Mucize denen insanı,çektiği sancılar sonunda,dünyaya getiren annenin ve onun dünyaya gelmesine sebep olan babanın hakkı ,KUR’AN da çeşitli ayetlerle bizlere anlatılmaktadır.Ayetler ,ana babaya saygıyı ,iyiliği,yardımı ,hoşgörüyü ve sabrı öngörmektedir.Herkesin bildiği ve onlara “of” bile dememek gerektiği gerçeğinden de anlaşılacağı gibi,insan denen mucizeyi,bu dünya insanlığına sunan anne ve babanın ,bilhassa yaşlılık dönemlerinde çocukları tarafından ihmal edilmesi,bir tarafa bırakılıp aranmaması ,ihtiyaçları varsa karşılanmaması,KUR’AN da ki “ana babaya iyilik edin.”ayetine ters düşer.ALLAH’IN emrine karşı gelinmiş olunur.
Ahkaf suresinde ”Biz ,insana ,ana ve babasına iyi muamelede bulunmayı tavsiye ettik,anası ona zahmetle gebe kaldı,onu zahmetle doğurdu”ayetinde babadan çok annenin önemi belirtilmektedir.Babaya saygı da anneden gelmektedir.İki bedeni iki canı ,aynı anda taşıyan ve çektiği kuvvetli sancılarla,zorluklarla onu dünyaya getiren,daha sonra büyütürken katlandığı çeşitli zahmetlerin karşılığında (bu konudaki ayetlerden de anlaşıldığı gibi) yüce ALLAH,insanlığa bir mucize sunan anneye ,her zaman ,çocuklarının büyük bir titizlikle hizmet etmelerini,saygı duymalarını,iyilik yapmalarını emreder.
Günümüzde anne babaya saygı ,eski geleneklerimize göre azaldı.Nefis ,fedakarlık duygularını zayıflatıyor.İlgiler daha çok çekirdek ailenin etrafında odaklaşmakta ve canı,kanı her şeyini çocuğuna veren,sütüyle çocuğunu hem besleyen ve hem de karakterine şekil veren,yemeyip yediren,uyutmak için uyumayan,ağlatmamak için çırpınan anne hakkı ve en iyi şartlarda yetişsin diye kendini feda eden ,maddi manevi her türlü özveriyi gösteren baba hakkı, ne yapılsa kolay kolay ödenmez.
Ama maalesef çoğu zaman gördüklerimizden,gazetelerden,televizyonlardan edindiğimiz bilgiler ,onların gönül kırgınlıklarını,itilmişliklerini,perişanlıklarını bize göstermekte,yaşamımızda bir günah,bir ayıp ve bir zülüm olarak yayılmaktadır.Akan gözyaşlarını görmek, gönülden fışkıran ahlarını, zaman zaman pişmanlıklarını duymak,günümüz insanının ne kadar erdemlikten uzaklaştığını,asaletin kaybolmak üzere olduğunu,medeni dünyanın artık bencilleştiğini bize gösteriyor.Çocuğu yetişsin,hayatı en güzel ve en iyi şartlarda şekillensin diye kendini feda eden ana babanın yaptıkları görülmez,hatırlanmaz ve hissedilmez oluyor.
KUR’AN da ki Bakara ve En’am sürelerin de ALLAH’A şirk koşmama hakkından sonra,ikinci sırada ana babaya bakma hakkı geliyor. Kul hakkından da öncedir ana baba hakkı.

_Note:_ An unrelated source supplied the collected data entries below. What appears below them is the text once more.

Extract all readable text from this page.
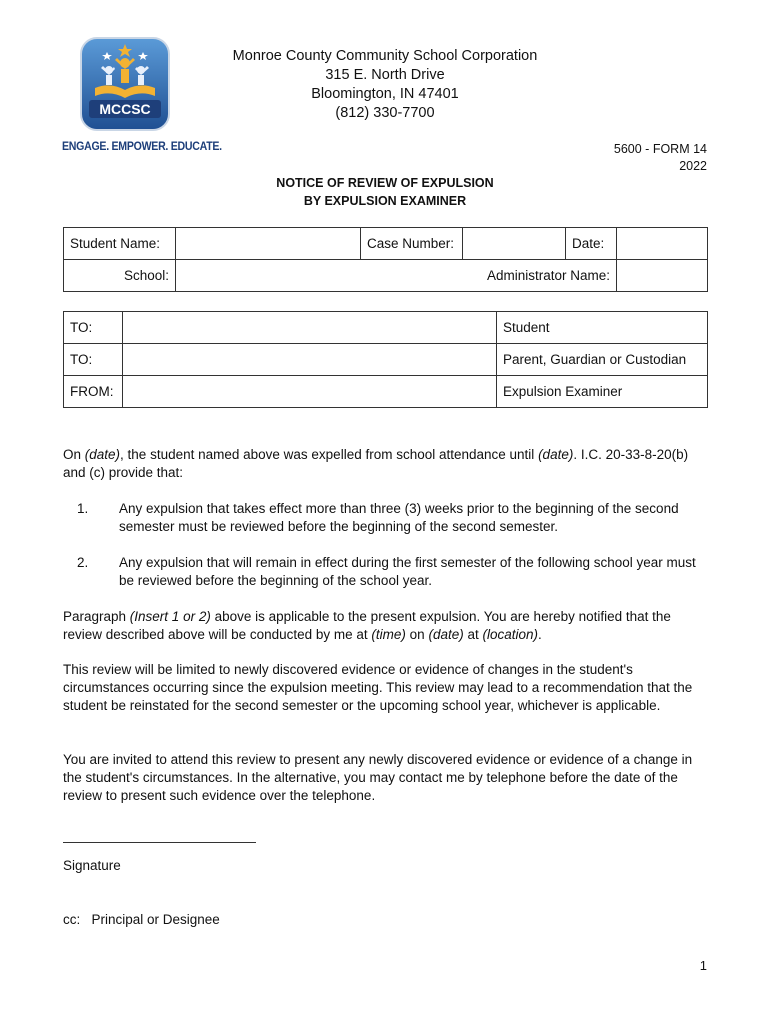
MCCSC
ENGAGE. EMPOWER. EDUCATE.
Monroe County Community School Corporation
315 E. North Drive
Bloomington, IN 47401
(812) 330-7700
5600 - FORM 14
2022
NOTICE OF REVIEW OF EXPULSION
BY EXPULSION EXAMINER
Student Name:		Case Number:		Date:	
School:		Administrator Name:			
TO:		Student
TO:		Parent, Guardian or Custodian
FROM:		Expulsion Examiner
On (date), the student named above was expelled from school attendance until (date). I.C. 20-33-8-20(b) and (c) provide that:
1. Any expulsion that takes effect more than three (3) weeks prior to the beginning of the second semester must be reviewed before the beginning of the second semester.
2. Any expulsion that will remain in effect during the first semester of the following school year must be reviewed before the beginning of the school year.
Paragraph (Insert 1 or 2) above is applicable to the present expulsion. You are hereby notified that the review described above will be conducted by me at (time) on (date) at (location).
This review will be limited to newly discovered evidence or evidence of changes in the student's circumstances occurring since the expulsion meeting. This review may lead to a recommendation that the student be reinstated for the second semester or the upcoming school year, whichever is applicable.
You are invited to attend this review to present any newly discovered evidence or evidence of a change in the student's circumstances. In the alternative, you may contact me by telephone before the date of the review to present such evidence over the telephone.
Signature
cc:   Principal or Designee
1
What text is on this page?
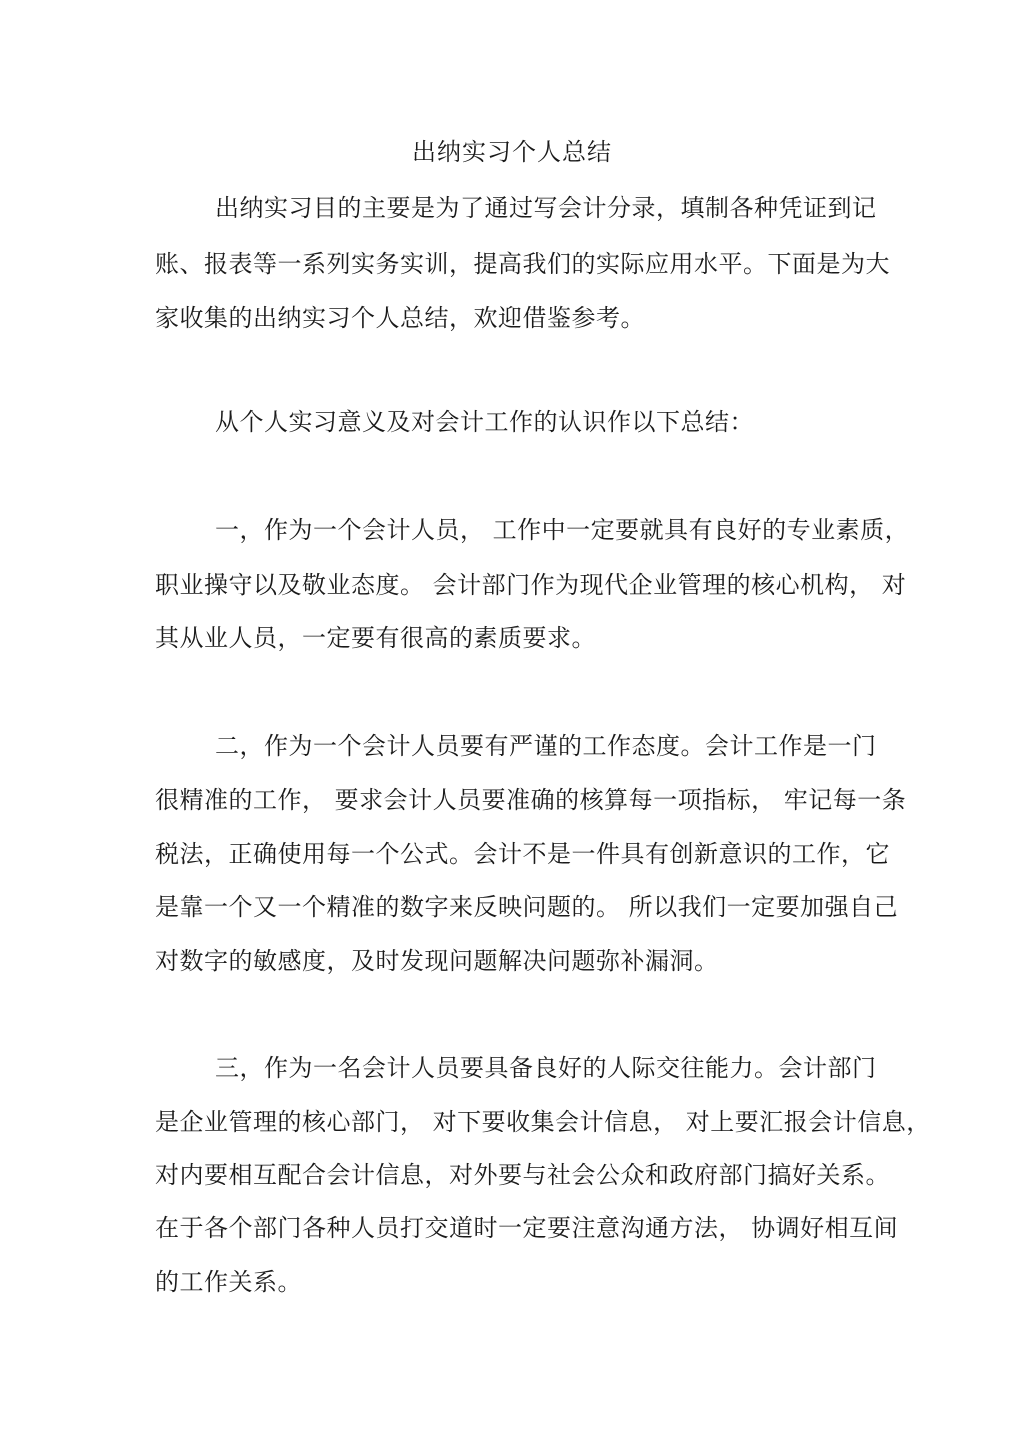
出纳实习个人总结
出纳实习目的主要是为了通过写会计分录，填制各种凭证到记
账、报表等一系列实务实训，提高我们的实际应用水平。下面是为大
家收集的出纳实习个人总结，欢迎借鉴参考。
从个人实习意义及对会计工作的认识作以下总结：
一，作为一个会计人员， 工作中一定要就具有良好的专业素质，
职业操守以及敬业态度。 会计部门作为现代企业管理的核心机构， 对
其从业人员，一定要有很高的素质要求。
二，作为一个会计人员要有严谨的工作态度。会计工作是一门
很精准的工作， 要求会计人员要准确的核算每一项指标， 牢记每一条
税法，正确使用每一个公式。会计不是一件具有创新意识的工作，它
是靠一个又一个精准的数字来反映问题的。 所以我们一定要加强自己
对数字的敏感度，及时发现问题解决问题弥补漏洞。
三，作为一名会计人员要具备良好的人际交往能力。会计部门
是企业管理的核心部门， 对下要收集会计信息， 对上要汇报会计信息，
对内要相互配合会计信息，对外要与社会公众和政府部门搞好关系。
在于各个部门各种人员打交道时一定要注意沟通方法， 协调好相互间
的工作关系。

O zaman, çocuklara eğitim verirken, öğretilecek bütün davranış biçimlerinden önce, ana babanın yerini ve önemini kavratmalıdır.Bu yapılmadığı takdirde toplumumuz zaman içinde geleneklerini,göreneklerini,kültürünü,ananelerini ve bunların getirdiği çeşitli güzel davranış biçimlerini kaybeder.
Evlatlar ana babalarına dünyada iyi davranmakla yetinmemeli,ölümlerinden sonra da,fırsat buldukça hayır dua etmeli ve onların af edilmesini istemelidir.Onlar için yapılacak en iyi iyilik,içten gelerek yapılacak duadır.Ebeveynini erken kaybedenlerin yapacakları dualar da,onlara ,yaşarken yapabilecekleri hizmet kadar sevap kazandırır diye düşünüyorum.Öyleyse anne ve babalarımızı, hem yaşarken hem de kaybettikten sonra ,her zaman, en güzel davranışlarla anmalı ve onlar için elimizden geldiğince dua etmelidir.